It is 10 am and this day has already been a struggle. Mainly because I sin.
Earlier this morning I began to write this:
"I resent some people I've never even met. Yep. I do. And some people that I have met. Why? Because I'm protective, and obsessive. When I become friends with someone, I pretty much sign up for life. It's true. But the problem is, part of me wants to be their favorite friend. Like, they can't love anyone else as much as-- and definitely not more than-- me. No, I must be the favorite. I must be the one they tell everything to, the one they miss most, the one they talk to most, the one they love most. They can have other friends, but they have to like me better. AND I worry whether or not they mean the phrase "I love you' when they say it to me. I SO desperately want them to mean it, but I tend to think it is just a phrase.........What is that about?!"
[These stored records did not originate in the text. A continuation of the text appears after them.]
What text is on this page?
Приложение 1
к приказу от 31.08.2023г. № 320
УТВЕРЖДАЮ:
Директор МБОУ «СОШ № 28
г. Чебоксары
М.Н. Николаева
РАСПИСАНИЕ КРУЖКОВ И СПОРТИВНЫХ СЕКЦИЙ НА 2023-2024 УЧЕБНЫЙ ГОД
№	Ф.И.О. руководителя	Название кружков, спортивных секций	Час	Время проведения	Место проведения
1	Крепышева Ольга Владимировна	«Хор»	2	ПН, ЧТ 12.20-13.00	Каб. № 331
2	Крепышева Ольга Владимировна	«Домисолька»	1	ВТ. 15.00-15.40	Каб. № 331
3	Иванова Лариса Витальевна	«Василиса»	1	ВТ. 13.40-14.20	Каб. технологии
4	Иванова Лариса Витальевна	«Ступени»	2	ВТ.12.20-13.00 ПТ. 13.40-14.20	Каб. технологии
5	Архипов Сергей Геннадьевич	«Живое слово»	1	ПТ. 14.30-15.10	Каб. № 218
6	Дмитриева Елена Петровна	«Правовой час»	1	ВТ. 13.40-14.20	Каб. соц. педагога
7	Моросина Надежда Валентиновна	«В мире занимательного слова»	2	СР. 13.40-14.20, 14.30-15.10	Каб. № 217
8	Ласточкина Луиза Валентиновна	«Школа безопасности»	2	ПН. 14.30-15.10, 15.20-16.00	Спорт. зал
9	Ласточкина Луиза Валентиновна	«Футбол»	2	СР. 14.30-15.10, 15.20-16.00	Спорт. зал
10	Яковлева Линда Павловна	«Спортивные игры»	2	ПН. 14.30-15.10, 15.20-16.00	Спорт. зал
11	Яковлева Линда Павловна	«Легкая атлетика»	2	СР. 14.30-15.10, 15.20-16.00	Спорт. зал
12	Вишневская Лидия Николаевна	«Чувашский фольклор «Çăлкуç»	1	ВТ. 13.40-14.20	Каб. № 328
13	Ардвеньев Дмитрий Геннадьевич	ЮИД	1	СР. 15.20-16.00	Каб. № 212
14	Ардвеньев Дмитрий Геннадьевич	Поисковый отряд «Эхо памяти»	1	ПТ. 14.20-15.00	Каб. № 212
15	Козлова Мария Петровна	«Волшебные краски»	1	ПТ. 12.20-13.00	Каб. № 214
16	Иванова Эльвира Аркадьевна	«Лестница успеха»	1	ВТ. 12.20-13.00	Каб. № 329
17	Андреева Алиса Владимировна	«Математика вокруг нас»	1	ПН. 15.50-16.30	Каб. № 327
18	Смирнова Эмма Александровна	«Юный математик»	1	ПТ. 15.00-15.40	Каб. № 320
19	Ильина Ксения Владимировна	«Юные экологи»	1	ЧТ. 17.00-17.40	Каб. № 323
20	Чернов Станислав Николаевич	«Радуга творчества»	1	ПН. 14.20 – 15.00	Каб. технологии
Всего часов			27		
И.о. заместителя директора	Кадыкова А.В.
and just now *ding* an email. I exited out of my blog app and opened my mail. It was from another blog I subscribe to. It was about how the author cares much about what others think, but that we should actually care what Christ thinks. OH, did I mention the writer of this blog was one of the very friends I was thinking about when I began writing my initial post, a friend that I am obsessive and protective over?
God did that on purpose.
It was so much of a confirmation and a reminder of where I was going with my original post. God's opinion matters- not those of people.
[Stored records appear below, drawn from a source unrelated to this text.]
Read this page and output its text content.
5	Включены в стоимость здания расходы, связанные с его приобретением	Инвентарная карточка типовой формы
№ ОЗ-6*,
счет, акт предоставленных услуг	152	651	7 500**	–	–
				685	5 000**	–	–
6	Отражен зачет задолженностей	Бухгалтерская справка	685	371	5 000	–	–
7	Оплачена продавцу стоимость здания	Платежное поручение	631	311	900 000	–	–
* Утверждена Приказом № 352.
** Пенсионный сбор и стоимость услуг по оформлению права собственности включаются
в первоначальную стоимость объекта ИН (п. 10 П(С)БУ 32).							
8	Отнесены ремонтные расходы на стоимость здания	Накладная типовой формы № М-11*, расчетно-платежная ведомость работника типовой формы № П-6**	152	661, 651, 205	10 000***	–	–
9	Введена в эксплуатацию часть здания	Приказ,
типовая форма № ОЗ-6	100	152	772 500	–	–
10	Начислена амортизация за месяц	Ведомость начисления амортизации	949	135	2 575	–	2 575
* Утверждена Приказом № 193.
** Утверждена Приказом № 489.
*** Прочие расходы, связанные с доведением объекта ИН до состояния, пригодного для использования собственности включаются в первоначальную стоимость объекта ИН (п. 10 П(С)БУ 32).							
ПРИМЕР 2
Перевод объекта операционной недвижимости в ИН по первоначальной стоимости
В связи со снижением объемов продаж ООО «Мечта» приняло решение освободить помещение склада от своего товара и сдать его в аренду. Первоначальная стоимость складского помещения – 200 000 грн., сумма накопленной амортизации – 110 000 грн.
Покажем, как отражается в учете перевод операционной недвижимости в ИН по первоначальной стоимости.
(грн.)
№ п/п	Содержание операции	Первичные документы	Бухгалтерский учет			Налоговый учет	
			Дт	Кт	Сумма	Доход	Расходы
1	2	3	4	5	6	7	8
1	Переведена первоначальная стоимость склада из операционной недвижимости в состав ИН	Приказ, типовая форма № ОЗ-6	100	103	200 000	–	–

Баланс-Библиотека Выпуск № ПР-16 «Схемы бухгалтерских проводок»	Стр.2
Not only do my friend and I both struggle with a desire to be loved and liked and thought about, but it reminded me that she is incredibly human-
just. like. me.
Why do I care so much about whether she, or any other friend, misses me?
Why do I repeatedly check to see if that dumb "like" button has been clicked on my posts?
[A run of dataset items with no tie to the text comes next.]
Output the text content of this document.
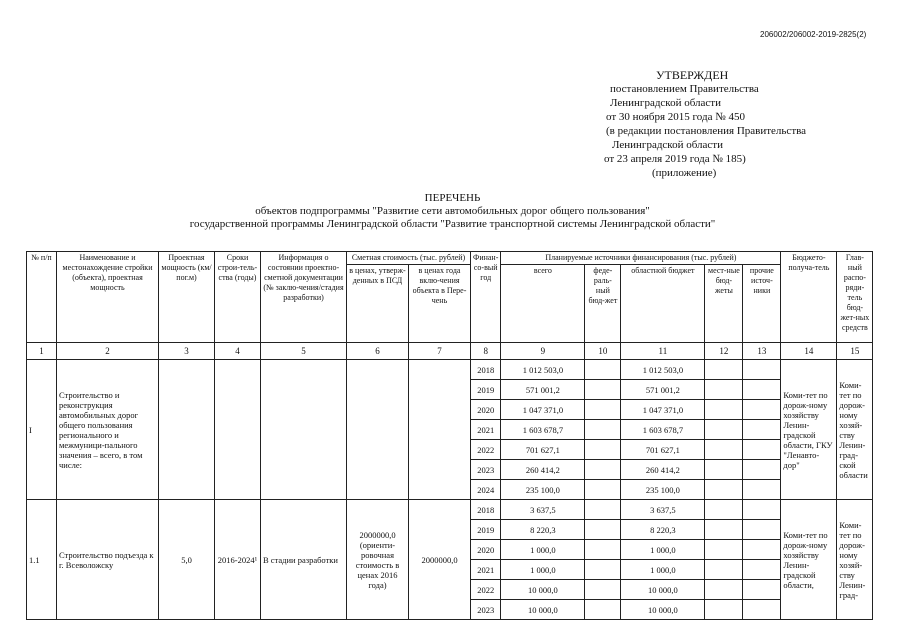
206002/206002-2019-2825(2)
УТВЕРЖДЕН
постановлением Правительства
Ленинградской области
от 30 ноября 2015 года № 450
(в редакции постановления Правительства
Ленинградской области
от 23 апреля 2019 года № 185)
(приложение)
ПЕРЕЧЕНЬ
объектов подпрограммы "Развитие сети автомобильных дорог общего пользования"
государственной программы Ленинградской области "Развитие транспортной системы Ленинградской области"
№ п/п	Наименование и местонахождение стройки (объекта), проектная мощность	Проектная мощность (км/пог.м)	Сроки строи-тель-ства (годы)	Информация о состоянии проектно-сметной документации (№ заклю-чения/стадия разработки)	Сметная стоимость (тыс. рублей)		Финан-со-вый год	Планируемые источники финансирования (тыс. рублей)					Бюджето-получа-тель	Глав-ный распо-ряди-тель бюд-жет-ных средств
					в ценах, утверж-денных в ПСД	в ценах года вклю-чения объекта в Пере-чень		всего	феде-раль-ный бюд-жет	областной бюджет	мест-ные бюд-жеты	прочие источ-ники		
1	2	3	4	5	6	7	8	9	10	11	12	13	14	15
I	Строительство и реконструкция автомобильных дорог общего пользования регионального и межмуници-пального значения – всего, в том числе:						2018	1 012 503,0		1 012 503,0			Коми-тет по дорож-ному хозяйству Ленин-градской области, ГКУ "Ленавто-дор"	Коми-тет по дорож-ному хозяй-ству Ленин-град-ской области
							2019	571 001,2		571 001,2				
							2020	1 047 371,0		1 047 371,0				
							2021	1 603 678,7		1 603 678,7				
							2022	701 627,1		701 627,1				
							2023	260 414,2		260 414,2				
							2024	235 100,0		235 100,0				
1.1	Строительство подъезда к г. Всеволожску	5,0	2016-2024¹	В стадии разработки	2000000,0 (ориенти-ровочная стоимость в ценах 2016 года)	2000000,0	2018	3 637,5		3 637,5			Коми-тет по дорож-ному хозяйству Ленин-градской области,	Коми-тет по дорож-ному хозяй-ству Ленин-град-
							2019	8 220,3		8 220,3				
							2020	1 000,0		1 000,0				
							2021	1 000,0		1 000,0				
							2022	10 000,0		10 000,0				
							2023	10 000,0		10 000,0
Why do I absolutely crave the love and approval of people?
How often do I ask God what He thinks of me?
not often enough.
I spend so much time sending encouraging messages to people. Do I do it truly to encourage, or because I want them to think I'm sweet?
I spend hours daydreaming, scheming, and planning surprises. Why? to bring God's joy, or to get a higher rank on my imaginary "surprise mastery" scale?
Why do I do the things I do? for my glory or for God's? I don't ask that enough. I don't ask Him if he would click "like" on my actions. I don't ask Him if I am bringing glory to Him. But I should. Because He LOVES me! a lot. More than any person ever could. ever. His opinion is what matters. That is it. nothing else. It does not matter whether or not another imperfect human just like me approves of me. It doesn't matter, it doesn't matter. It doesn't matter. Because when Yahweh says "I love you" He really, really really means it.
This is my prayer of confession. I am so sorry that I care more about what people think than what You think. Please forgive me. Please change my heart. make it look like Yours. I say I love You, but I want my life to line up with that. I want to care more about what You have to say about me than what people have to say. Help me to remember that You and You alone are what matters. I want my life to be for nothing except Your glory.